Microsoft Expression Web quietly went gold in December 2006. Made available to US customers the same month, UK users had to wait until the end of January. It was worth it. Microsoft has created a tool that will satisfy a discerning camp of users.

Replacing Microsoft FrontPage, Expression Web is a genuine, professional website development tool, built from the ground up. Though some template-based design features are retained, such as Master Pages, which apply a pre-defined layout to your entire site, the emphasis is now on CSS layout tools and dynamic, .NET-driven development.

When you fire up, there's a Folder List pane on the left - where it was in FrontPage. But where FrontPage actively hid your code, Web exposes every tag and property through a series of task panes. Tag Properties is always on, allowing you to change the attributes of any element contextually without direct coding.

Page creation

In the middle of the workspace is a large active document view, which can be alternated or split between design and coding views. On the right, we have the heavy-duty page-building commands. The Toolbox task pane lists HTML tags, form components and dynamic controls in a hierarchical tree, ready to drag and drop into the document window. Finally, we have Apply and Manage Styles panes complete with live previews of the formatting each existing class contains. CSS creation, layout and tweaking tools are at the forefront of Expression Web.

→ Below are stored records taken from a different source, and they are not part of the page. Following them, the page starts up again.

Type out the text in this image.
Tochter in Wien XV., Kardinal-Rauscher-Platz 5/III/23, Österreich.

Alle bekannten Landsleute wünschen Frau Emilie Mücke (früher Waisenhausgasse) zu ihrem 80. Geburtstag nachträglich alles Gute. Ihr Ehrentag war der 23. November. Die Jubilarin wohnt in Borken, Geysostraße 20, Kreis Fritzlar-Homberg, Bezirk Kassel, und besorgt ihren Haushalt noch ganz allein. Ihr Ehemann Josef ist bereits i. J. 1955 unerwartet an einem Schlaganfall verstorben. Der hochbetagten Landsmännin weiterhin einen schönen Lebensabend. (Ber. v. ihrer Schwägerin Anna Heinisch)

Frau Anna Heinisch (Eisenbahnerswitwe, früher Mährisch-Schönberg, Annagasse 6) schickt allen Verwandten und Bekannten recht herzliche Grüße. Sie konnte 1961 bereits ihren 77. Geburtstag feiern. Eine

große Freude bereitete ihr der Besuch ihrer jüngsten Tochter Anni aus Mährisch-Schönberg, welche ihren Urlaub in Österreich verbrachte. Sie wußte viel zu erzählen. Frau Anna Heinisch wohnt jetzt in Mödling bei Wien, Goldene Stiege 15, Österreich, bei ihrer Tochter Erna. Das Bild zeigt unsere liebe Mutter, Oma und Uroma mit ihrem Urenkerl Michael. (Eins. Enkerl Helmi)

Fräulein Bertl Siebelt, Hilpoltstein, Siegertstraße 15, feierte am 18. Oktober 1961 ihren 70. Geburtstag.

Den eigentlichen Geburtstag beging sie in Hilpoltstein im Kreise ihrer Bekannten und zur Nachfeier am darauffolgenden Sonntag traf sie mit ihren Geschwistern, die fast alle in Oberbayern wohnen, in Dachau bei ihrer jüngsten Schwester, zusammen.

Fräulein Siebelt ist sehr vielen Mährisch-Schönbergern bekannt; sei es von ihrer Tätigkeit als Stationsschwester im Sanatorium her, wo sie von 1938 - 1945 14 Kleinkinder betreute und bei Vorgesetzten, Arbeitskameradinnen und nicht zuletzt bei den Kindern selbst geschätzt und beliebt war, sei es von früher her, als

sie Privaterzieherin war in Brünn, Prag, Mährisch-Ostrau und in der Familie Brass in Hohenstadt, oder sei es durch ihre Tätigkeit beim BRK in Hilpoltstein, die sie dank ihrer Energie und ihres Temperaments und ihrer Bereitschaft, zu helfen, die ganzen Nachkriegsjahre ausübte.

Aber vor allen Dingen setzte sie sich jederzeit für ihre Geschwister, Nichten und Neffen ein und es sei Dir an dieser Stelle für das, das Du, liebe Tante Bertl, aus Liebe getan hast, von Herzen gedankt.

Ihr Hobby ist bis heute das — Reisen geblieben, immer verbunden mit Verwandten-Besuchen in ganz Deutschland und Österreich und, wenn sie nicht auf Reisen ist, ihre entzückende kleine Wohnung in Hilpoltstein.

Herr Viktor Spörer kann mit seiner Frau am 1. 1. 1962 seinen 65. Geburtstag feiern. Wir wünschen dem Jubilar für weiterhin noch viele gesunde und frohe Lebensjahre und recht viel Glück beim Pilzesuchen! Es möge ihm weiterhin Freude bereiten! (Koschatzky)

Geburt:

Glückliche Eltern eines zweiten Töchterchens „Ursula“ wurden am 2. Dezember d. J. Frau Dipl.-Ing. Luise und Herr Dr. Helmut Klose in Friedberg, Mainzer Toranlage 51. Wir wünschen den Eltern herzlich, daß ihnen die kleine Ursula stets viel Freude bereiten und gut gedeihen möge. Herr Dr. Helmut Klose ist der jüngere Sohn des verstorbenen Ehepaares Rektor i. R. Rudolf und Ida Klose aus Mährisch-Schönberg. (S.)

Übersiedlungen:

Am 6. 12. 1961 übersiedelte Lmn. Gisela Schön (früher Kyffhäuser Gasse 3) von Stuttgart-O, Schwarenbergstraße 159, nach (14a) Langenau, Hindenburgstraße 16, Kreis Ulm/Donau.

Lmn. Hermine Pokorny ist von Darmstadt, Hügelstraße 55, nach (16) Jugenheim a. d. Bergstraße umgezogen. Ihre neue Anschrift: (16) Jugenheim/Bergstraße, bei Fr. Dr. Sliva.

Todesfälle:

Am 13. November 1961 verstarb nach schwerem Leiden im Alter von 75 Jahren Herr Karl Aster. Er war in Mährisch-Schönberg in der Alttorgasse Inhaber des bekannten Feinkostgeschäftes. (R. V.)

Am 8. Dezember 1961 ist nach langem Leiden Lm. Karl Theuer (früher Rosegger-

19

CSS layout layers now have their own task pane as well as a place in the main Toolbox. The execution is similar to Dreamweaver, with one key enhancement: in Expression Web, margins and padding can be altered visually in the document window. You can alter the same attributes in the CSS properties or Apply Styles pane.

Microsoft has been clever enough to keep things that worked in FrontPage. CSS for text styles can be generated automatically using Office-style formatting tools, and New Styles can be created from scratch in the Apply Styles pane. Usefully, embedded and inline styles can be dragged and dropped into any attached external style sheet.

Like Dreamweaver, there are Visual Aids accessible through the View menu - colour-coded outlines that show you where CSS blocks and other attributes are in your page.